Wednesday, July 11, 2007

Oberstar rebuts

Misinformation, falsehoods


Filed under:

By Jim Oberstar, U.S. Representative

There are times when it can be downright discouraging to see how some groups and organizations will resort to misinformation and even outright falsehood in order to advance a political agenda. These groups simply do not understand that people in Minnesota are not easily fooled and will not be misled when they have access to the hard facts.

Opponents of my proposal to fix the Clean Water Act after it was damaged by two Supreme Court rulings, are ignoring an irrefutable fact: water flows downhill. Even the smallest rivers and streams flow into larger bodies of water, while wetlands are critical to preventing floods and filtering ground water. Unfortunately, those facts are not stopping opponents of clean water regulation from waging a negative campaign of distortions against the Clean Water Restoration Act of 2007.

Here are the facts about CWRA. It restores the Clean Water Act’s jurisdiction over our rivers, streams, and wetlands after much of that protection was removed by two Supreme Court rulings. Nationally, two thirds of states do not have any laws on the books to protect fresh water wetlands; five states have no water pollution laws at all.

Minnesota’s Wetlands Conservation Act is more restrictive than the Federal Clean Water Act and this legislation will not change that balance in our state. The Minnesota DNR will continue to have the final word on who is, or is not granted a permit. The same situation exists with the Federal Clean Air Act; again, Minnesota’s laws are tougher than the federal standards.

However, the Supreme Court rulings have added new paperwork and red-tape to the process of getting a permit. On a case-by-case basis, the Army Corps of Engineers must now determine if all wetlands applications fall under the jurisdiction of the Clean Water Act before a property owner can even begin a permit application. Property owners must fill out a 12-page form while consulting an 86-page instructions booklet, and they can expect the time it takes to get a permit to be increased by up to three months. CWRA eliminates this confusing battery of paperwork.

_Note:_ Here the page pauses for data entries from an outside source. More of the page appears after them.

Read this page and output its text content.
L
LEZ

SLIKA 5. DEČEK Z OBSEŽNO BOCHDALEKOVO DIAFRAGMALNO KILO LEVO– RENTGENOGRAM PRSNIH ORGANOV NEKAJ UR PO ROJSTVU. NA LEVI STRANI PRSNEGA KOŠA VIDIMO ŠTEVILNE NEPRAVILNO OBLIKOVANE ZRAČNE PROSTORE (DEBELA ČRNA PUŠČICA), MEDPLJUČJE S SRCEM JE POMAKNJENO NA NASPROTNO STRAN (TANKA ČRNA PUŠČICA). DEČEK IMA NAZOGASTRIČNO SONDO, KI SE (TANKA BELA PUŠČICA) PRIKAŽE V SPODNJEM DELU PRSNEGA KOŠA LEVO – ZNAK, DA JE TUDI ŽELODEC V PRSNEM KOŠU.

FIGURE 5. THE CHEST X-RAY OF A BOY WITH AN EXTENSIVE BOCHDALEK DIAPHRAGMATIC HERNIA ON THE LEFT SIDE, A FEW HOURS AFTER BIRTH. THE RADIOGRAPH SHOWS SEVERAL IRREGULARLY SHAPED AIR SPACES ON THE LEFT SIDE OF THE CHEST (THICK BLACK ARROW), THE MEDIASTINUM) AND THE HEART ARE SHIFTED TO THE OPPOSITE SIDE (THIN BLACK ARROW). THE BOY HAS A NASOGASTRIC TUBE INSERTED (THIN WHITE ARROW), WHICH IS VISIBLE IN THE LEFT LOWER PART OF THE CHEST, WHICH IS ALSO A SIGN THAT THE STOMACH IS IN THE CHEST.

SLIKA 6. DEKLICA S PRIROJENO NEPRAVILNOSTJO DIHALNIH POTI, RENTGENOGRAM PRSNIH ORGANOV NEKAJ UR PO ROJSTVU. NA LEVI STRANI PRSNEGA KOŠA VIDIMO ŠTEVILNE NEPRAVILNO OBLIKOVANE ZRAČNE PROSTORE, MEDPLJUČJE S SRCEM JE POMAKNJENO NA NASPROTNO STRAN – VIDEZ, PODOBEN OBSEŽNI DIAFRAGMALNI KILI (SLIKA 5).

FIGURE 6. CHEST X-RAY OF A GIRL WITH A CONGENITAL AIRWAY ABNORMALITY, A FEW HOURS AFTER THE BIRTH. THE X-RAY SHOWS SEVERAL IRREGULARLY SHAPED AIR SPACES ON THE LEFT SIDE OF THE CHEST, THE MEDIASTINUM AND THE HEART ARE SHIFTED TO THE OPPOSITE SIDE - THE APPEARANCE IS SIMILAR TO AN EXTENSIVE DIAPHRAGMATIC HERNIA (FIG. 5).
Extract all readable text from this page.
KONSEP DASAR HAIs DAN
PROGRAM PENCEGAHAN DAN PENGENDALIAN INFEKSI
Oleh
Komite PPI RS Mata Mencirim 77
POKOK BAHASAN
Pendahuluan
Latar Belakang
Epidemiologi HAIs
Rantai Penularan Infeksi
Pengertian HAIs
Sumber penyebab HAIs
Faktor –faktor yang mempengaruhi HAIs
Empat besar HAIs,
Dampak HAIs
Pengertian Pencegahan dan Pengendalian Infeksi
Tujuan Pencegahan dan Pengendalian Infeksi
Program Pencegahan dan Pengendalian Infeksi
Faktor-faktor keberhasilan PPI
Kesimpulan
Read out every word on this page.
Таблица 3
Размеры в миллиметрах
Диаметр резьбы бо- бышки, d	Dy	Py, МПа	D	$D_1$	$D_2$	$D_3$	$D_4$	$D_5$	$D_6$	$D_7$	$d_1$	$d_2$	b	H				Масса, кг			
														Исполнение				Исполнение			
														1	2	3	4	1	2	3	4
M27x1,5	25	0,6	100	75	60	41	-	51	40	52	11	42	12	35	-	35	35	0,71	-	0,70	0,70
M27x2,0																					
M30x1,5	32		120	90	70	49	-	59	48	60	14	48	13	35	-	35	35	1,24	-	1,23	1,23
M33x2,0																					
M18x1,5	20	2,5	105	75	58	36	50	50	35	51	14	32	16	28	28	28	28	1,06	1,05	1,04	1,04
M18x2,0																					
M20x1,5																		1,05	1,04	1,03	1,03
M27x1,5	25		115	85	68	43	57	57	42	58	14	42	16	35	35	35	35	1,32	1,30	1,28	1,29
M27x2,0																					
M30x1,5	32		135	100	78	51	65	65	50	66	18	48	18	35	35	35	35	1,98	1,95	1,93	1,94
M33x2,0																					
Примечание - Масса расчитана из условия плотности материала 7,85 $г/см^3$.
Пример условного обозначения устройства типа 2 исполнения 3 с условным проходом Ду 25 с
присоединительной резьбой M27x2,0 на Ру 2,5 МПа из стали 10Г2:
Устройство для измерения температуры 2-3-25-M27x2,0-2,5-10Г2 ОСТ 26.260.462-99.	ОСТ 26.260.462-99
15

Without CWRA we can expect to see a flurry of lawsuits. The most recent Supreme Court ruling that led to the current regulatory mess was a 4-1-4 split decision, with four justices ruling that the Clean Water Act should not cover all of our waters, and four ruling that it should. Justice Kennedy tried to compromise with his own opinion calling for the EPA and the Army Corps of Engineers to find a “significant nexus” connecting the waterway to a “navigable water” before they can enforce the Clean Water Act. This is a recipe for confusion, delay, and litigation.

The campaign being waged against CWRA is based on false premises and wild speculation. Pro-industry and anti-government groups that have been opposed to any federal pollution regulation have claimed that this legislation will have the federal government harassing property owners.

CWRA also preserves the exemptions for farming, logging, mining and many other business related activities that were included in the original Clean Water Act.

My bill specifically restores the authority of the Clean Water Act. It will allow the EPA and the Army Corps of Engineers to go back to the rules and guidance they have used to enforce the Clean Water Act for the last 30 years. Those rules cleaned up our rivers, streams, and lakes. They were in place during the 1990s, the longest sustained period of economic growth in our nation’s history. It’s time to put them back to work protecting our waters for our children and grandchildren.